Why This is a Problem
The Executive Order seeks to reverse federal or state judicial precedents (such as Olmstead v. L.C.), allowing them to be involuntarily committed into long-term, institutional settings under the guise of promoting public safety.
In other words, the President is directly calling on the U.S. Department of Justice (DOJ) to undermine established law.
We have been down this road before. Prior to the 1960s, people were often confined for extended periods of time in psychiatric hospitals for little to no reason, destroying countless lives. This led to policy changes that drove deinstitutionalization, and the establishment of legal protections for people’s civil rights against involuntary commitment.

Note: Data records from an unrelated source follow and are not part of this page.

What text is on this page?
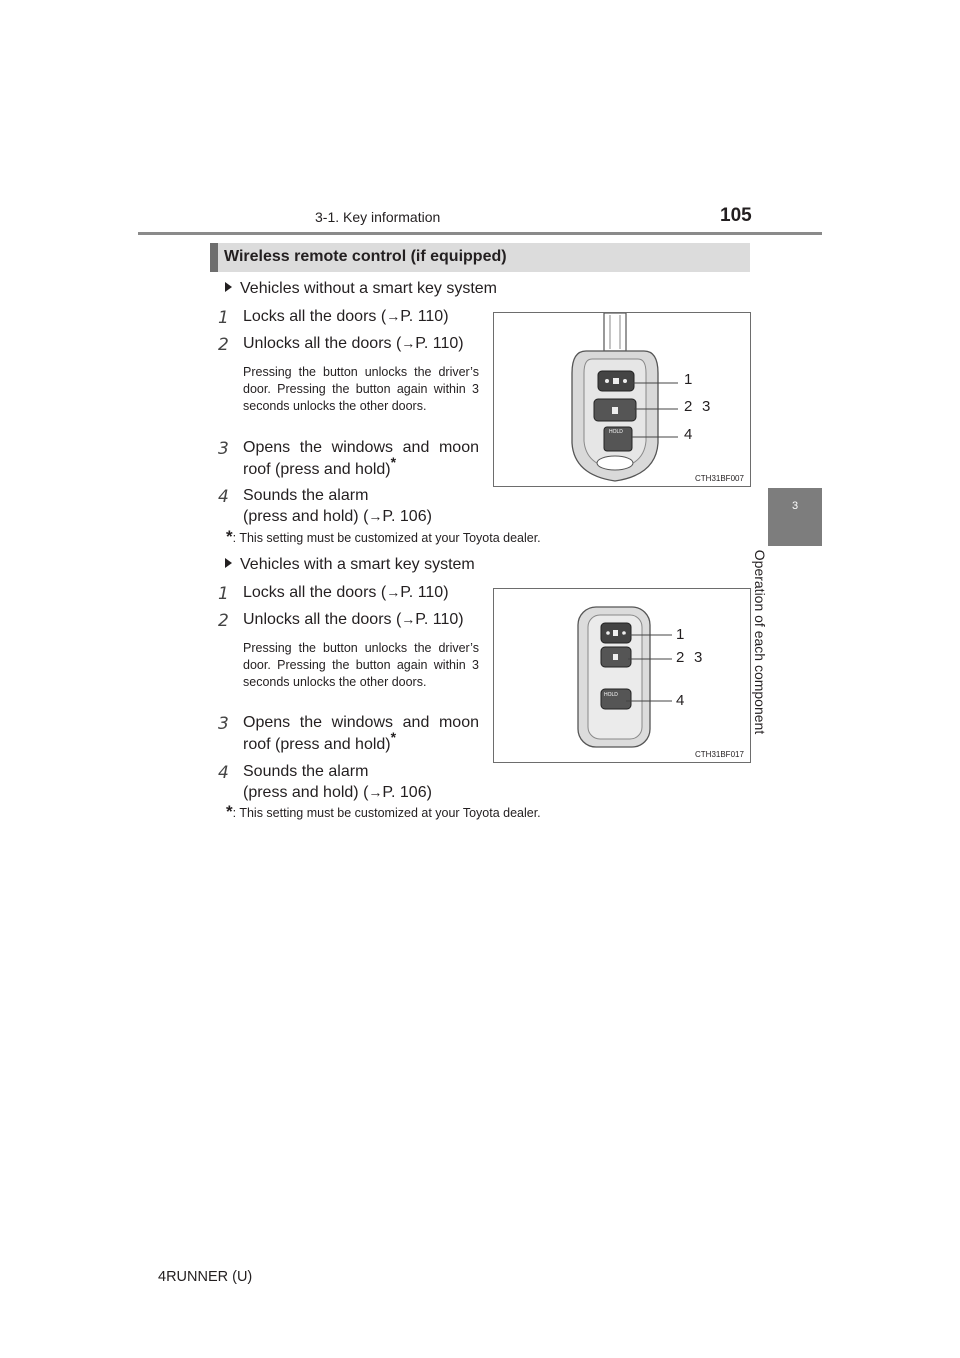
3-1. Key information	105
3
Operation of each component
Wireless remote control (if equipped)
Vehicles without a smart key system
1 Locks all the doors (→P. 110)
2 Unlocks all the doors (→P. 110)
Pressing the button unlocks the driver’s door. Pressing the button again within 3 seconds unlocks the other doors.
3 Opens the windows and moon
roof (press and hold)*
4 Sounds the alarm
(press and hold) (→P. 106)
*: This setting must be customized at your Toyota dealer.
HOLD
1
2 3
4
CTH31BF007
Vehicles with a smart key system
1 Locks all the doors (→P. 110)
2 Unlocks all the doors (→P. 110)
Pressing the button unlocks the driver’s door. Pressing the button again within 3 seconds unlocks the other doors.
3 Opens the windows and moon
roof (press and hold)*
4 Sounds the alarm
(press and hold) (→P. 106)
*: This setting must be customized at your Toyota dealer.
HOLD
1
2 3
4
CTH31BF017
4RUNNER (U)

These changes coincided with a growing understanding that community-based care is far more effective in the long run: people are more successful in person-centered, recovery-oriented care provided at home.
There are two additional dangers of this Order:
- First, it is unclear who will be authorized to determine someone’s need for institutionalization, and under what criteria. This opens the pathway to bias and stereotypes rather than clinical expertise.
- Second, this Order doesn’t account for the shortage of mental health beds in the United States, or what communities will do when they are not available.
What’s the Alternative?
Deinstitutionalization did not cause homelessness, and re-institutionalization will not solve it. The Administration should instead:
- increase investments in community infrastructure to expand the availability, accessibility, and responsiveness of community-based healthcare options; and
- expand access to housing and income supports, so that people have a stable foundation from which they are more likely to recover.
Each of these efforts would truly make our communities safer and stronger. Institutionalization does neither.